Mobile advertising will become a mainstream medium over the next three years, according to results of a newly released survey (warning: PDF link) from the Internet Advertising Bureau in UK. The IAB surveyed its members and garnered responses from 41 companies, with just over half of them coming from agencies. While it’s not a deep pool of responses, it does give some indication of how companies active in internet advertising view mobile. The full report can be downloaded here. Among the findings:
— 41 percent of respondents say mobile ads will be mainstream in 2010, and 27 percent believe they’ll make it to the mainstream in 2011, while 20 percent believe it will happen in 2008.

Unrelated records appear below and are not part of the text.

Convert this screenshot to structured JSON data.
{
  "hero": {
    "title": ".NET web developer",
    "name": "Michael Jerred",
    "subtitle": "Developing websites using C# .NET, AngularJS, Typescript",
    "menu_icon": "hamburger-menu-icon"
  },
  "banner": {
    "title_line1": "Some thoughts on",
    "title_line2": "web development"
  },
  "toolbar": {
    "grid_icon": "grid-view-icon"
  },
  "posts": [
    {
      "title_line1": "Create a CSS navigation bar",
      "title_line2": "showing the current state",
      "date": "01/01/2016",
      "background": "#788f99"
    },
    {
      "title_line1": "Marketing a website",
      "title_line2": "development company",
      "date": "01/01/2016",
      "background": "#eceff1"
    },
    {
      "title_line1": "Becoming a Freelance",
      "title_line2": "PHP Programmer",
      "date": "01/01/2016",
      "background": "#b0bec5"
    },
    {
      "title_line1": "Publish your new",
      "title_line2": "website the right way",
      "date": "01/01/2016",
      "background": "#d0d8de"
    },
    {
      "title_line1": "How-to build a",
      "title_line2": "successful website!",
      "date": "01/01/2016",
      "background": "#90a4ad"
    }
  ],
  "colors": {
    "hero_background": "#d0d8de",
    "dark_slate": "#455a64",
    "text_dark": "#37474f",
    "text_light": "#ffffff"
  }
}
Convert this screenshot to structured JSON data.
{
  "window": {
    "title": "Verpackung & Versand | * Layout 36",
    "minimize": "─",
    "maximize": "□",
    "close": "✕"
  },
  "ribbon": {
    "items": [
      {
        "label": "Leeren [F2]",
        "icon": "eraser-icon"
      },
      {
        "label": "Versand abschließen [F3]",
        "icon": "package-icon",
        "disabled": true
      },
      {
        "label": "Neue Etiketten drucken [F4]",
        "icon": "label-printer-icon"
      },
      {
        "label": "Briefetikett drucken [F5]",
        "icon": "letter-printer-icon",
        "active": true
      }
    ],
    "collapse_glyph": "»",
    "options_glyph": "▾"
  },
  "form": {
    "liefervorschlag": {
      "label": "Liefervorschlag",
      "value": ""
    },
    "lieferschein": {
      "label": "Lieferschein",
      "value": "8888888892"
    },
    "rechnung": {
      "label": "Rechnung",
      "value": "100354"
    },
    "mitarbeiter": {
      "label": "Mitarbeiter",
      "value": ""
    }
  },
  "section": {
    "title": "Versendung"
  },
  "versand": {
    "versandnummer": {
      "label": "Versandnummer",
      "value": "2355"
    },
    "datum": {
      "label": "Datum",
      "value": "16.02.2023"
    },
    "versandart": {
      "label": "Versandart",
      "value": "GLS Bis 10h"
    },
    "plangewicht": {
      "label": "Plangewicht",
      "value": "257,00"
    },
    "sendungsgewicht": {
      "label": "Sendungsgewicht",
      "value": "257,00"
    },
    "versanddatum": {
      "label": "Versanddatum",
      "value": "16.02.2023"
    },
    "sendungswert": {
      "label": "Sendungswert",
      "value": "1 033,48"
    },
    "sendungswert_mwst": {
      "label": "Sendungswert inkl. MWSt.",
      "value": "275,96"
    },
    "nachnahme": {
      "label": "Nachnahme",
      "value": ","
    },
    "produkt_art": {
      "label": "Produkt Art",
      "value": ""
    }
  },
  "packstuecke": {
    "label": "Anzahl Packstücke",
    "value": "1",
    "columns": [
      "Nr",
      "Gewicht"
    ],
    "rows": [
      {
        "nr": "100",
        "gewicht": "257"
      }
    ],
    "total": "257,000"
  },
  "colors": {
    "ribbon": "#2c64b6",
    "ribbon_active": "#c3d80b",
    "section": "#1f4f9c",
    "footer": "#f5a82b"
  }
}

— The ability to create one-to-one marketing relationships because of the personal and intimate nature of mobile phones is cited as the most popular reason why mobile ads will be successful. The ease of response, and the ability to target and make ads very relevant were also mentioned. More after the jump.
— The main barrier to the respondents’ use of mobile ads was a lack of evidence of the success and effectiveness of the medium. While the demand for a clear-cut ROI is understandable, this is a bit of a chicken-and-egg situation: until mobile ads become more widely used, there won’t be a huge amount of data about their efficacy. The push isn’t just solely for volume, though, as marketers are also looking for standardized and consistent measurements.

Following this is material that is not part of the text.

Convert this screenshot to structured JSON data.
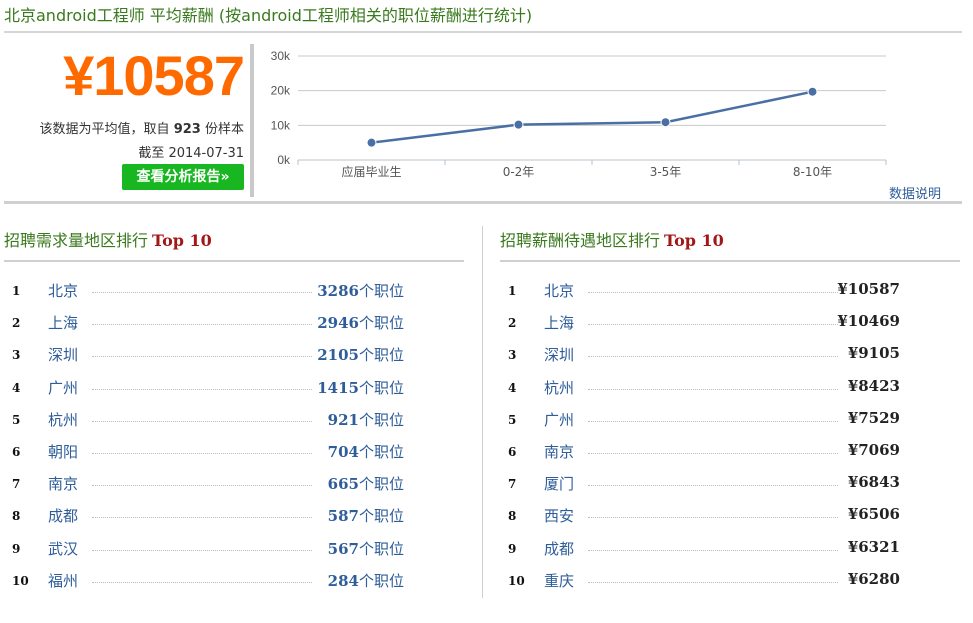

— Many of the same issues were cited as barriers to growth of mobile advertising, along with the issue of reach. Advertisers are looking for volume in mobile, just like in other media.
— It’s unclear what role operators should play. Some people believe operators shouldn’t be involved at all. Others say they should play a supporting role, while some believe they should take the lead. This is a big question hanging over the sector. While plenty of big names and small companies are moving ahead with their plans, so too are operators, many of which see mobile advertising as a huge potential revenue stream. Both sides seem to be headed for a collision here, and the uncertainty of what operators will try do, or what they’ll allow could be holding back some marketers from embracing mobile ads.